While scanning postcards at Buxton Museum, I came across a short but poignant message on the back of one. It reads “to Mum with love and kisses. This is one of the hotels we are making into a hospital. Your Tom.”

The postcard in question carries a black and white photograph of the Palace Hotel, one of the largest in Buxton. It stands in the town centre near the railway station. It was constructed from 1864-66 by Henry Curry and its form was influenced by French architecture.105 rooms sit within it.

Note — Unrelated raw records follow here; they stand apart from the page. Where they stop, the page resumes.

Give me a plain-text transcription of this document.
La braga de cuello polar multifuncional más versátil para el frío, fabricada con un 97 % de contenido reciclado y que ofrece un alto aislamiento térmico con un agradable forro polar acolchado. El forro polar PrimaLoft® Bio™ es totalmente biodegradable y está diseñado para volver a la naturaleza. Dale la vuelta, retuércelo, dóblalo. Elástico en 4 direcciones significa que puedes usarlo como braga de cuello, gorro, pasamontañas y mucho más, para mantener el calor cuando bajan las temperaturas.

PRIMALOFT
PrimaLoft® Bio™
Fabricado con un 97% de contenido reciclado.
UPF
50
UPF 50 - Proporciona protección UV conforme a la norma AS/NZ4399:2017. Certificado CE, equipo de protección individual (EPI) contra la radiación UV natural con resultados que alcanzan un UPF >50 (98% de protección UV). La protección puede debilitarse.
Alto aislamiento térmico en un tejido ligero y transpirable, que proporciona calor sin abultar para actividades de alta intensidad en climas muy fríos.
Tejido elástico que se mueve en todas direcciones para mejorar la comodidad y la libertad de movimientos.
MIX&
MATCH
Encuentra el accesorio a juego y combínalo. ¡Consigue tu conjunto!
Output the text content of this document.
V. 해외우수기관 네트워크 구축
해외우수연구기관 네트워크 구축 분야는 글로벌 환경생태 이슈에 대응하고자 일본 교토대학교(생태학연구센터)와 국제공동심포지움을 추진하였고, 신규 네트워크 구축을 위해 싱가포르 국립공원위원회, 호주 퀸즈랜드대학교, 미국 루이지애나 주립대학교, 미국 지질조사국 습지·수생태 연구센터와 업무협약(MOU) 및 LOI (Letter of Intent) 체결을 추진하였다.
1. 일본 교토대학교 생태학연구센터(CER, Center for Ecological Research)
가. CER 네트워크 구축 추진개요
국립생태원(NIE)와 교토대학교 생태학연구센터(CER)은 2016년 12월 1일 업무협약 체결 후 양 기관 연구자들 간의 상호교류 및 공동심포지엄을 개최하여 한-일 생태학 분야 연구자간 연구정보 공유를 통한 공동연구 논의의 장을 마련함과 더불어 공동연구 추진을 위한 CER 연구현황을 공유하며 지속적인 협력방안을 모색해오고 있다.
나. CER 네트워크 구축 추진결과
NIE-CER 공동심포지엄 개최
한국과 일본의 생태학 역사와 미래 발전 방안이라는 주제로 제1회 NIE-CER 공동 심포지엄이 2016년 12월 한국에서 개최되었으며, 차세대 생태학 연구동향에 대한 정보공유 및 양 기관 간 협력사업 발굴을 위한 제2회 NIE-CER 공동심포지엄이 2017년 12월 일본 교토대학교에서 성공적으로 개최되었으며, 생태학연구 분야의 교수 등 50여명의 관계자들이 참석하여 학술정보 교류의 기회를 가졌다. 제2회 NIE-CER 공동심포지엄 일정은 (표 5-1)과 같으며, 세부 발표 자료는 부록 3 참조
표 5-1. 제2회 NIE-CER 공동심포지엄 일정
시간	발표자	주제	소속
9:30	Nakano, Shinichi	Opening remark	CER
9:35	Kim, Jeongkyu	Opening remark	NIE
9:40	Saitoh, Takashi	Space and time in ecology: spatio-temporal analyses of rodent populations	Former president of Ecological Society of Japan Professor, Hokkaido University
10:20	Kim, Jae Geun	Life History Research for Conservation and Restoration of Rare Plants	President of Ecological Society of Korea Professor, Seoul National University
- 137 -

Tom’s postcard is dated to 1917, so the conversion must be that which occurred in the First World War. During that conflict the Palace was annexed by the Granville Military Hospital. It was initially used for billeting British soldiers then for discharging Canadian troops.

Who was Tom? If he worked on the conversion then he may have been a doctor or was he an architect? Did he work for the Ministry of Health? I wondered if he was a soldier, but then doubted if a fighting man would have worked on converting the Palace. Then again, he could have played more than one of these roles at different times? The reference to his mother suggests that he was young enough to fight, but perhaps it is not conclusive proof.

Today another chapter in our history is being written. Hotels have been closed due to a pandemic. Leaders are vilified by some for their handling of the Covid crisis, just as their predecessors were for their failures during World War One. Who were you Tom? What would you have made of our situation? There’s no telling from such a brief message.